Wanted to update everyone on this.
Took my car, 2014 GTI with 92,000 mostly highway miles, back to the dealer and they were able to duplicate the temperature rise and the diagnosis was a bad water pump. Mind you, my water pump was already replaced under recall around 55k for leakage. This time around there was no leakage, nothing to indicate a cooling issue other than the temp rise.
Told the dealer to go ahead and replace it and they gave me a loaner. In the meantime I talked to a local European auto repair place and they said that they've seen the TSI water pump impellers start slipping from the shaft. Not sure if the impellers are keyed into the shaft with a keyway, or how the two components are held together. But the implication was that the shaft may be turning but the impeller wasn't, or was turning slower than it should due to the slippage.
Anyway, $1180 later I got my car back. I asked the dealer to break down the cost for me and it went roughly as follows: 5 hours labor x $140/hr = $700. Water pump, I think ~$200. Coolant flush and refill, $150. Then some miscellaneous parts and tax brought it up to the miserable dollar amount shown above.
You may be interested in knowing that my P2568 code has disappeared with the replacement of the water pump. I like my tech at the dealership, he warned me long ago to change the oil every 5K because of the timing tensioner failures. His initial diagnosis of the P2568 (after calling it a mystery because nobody had ever seen it) was the time it takes the coolant to warm up was not within spec. He said there is a calculation in the ECU that has to do with that warm up period and if it isn't met, it trips the light.

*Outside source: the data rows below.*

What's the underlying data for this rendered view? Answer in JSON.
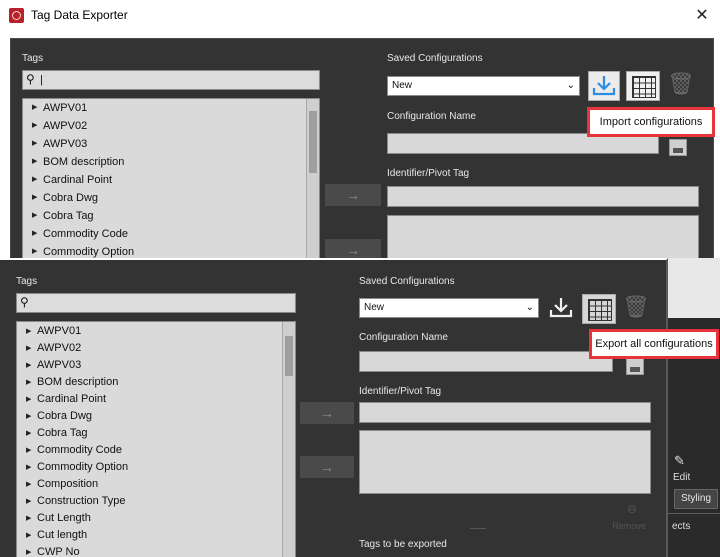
{
  "window": {
    "title": "Tag Data Exporter",
    "close_glyph": "✕"
  },
  "top": {
    "tags_label": "Tags",
    "search_value": "|",
    "tags": [
      "AWPV01",
      "AWPV02",
      "AWPV03",
      "BOM description",
      "Cardinal Point",
      "Cobra Dwg",
      "Cobra Tag",
      "Commodity Code",
      "Commodity Option"
    ],
    "saved_label": "Saved Configurations",
    "saved_value": "New",
    "config_name_label": "Configuration Name",
    "pivot_label": "Identifier/Pivot Tag",
    "tooltip": "Import configurations",
    "arrow": "→"
  },
  "bottom": {
    "tags_label": "Tags",
    "tags": [
      "AWPV01",
      "AWPV02",
      "AWPV03",
      "BOM description",
      "Cardinal Point",
      "Cobra Dwg",
      "Cobra Tag",
      "Commodity Code",
      "Commodity Option",
      "Composition",
      "Construction Type",
      "Cut Length",
      "Cut length",
      "CWP No"
    ],
    "saved_label": "Saved Configurations",
    "saved_value": "New",
    "config_name_label": "Configuration Name",
    "pivot_label": "Identifier/Pivot Tag",
    "tooltip": "Export all configurations",
    "remove_label": "Remove",
    "remove_glyph": "⊖",
    "export_label": "Tags to be exported",
    "arrow": "→"
  },
  "right_panel": {
    "edit_label": "Edit",
    "edit_glyph": "✎",
    "styling_label": "Styling",
    "objects_label": "ects"
  },
  "colors": {
    "highlight": "#e8323c",
    "panel": "#333333",
    "app_icon": "#b8202a"
  },
  "icons": {
    "download": "download-icon",
    "grid": "grid-icon",
    "trash": "trash-icon",
    "save": "save-icon",
    "search": "search-icon"
  }
}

The problem is determining why that is happening. If my water pump was acting up, as in slipping like the other place I called said, maybe low coolant flow was leading to improper warm-up times?
Most of you know more than I do about the ins and outs of the VW ECU, and maybe there is a coolant flow sensor, though if I had to guess that may only be to detect if there is coolant flow (yes/no) and not actually measuring the flow rate being delivered by the pump. So the ECU may have been detecting some flow, but the pump wasn't delivering enough.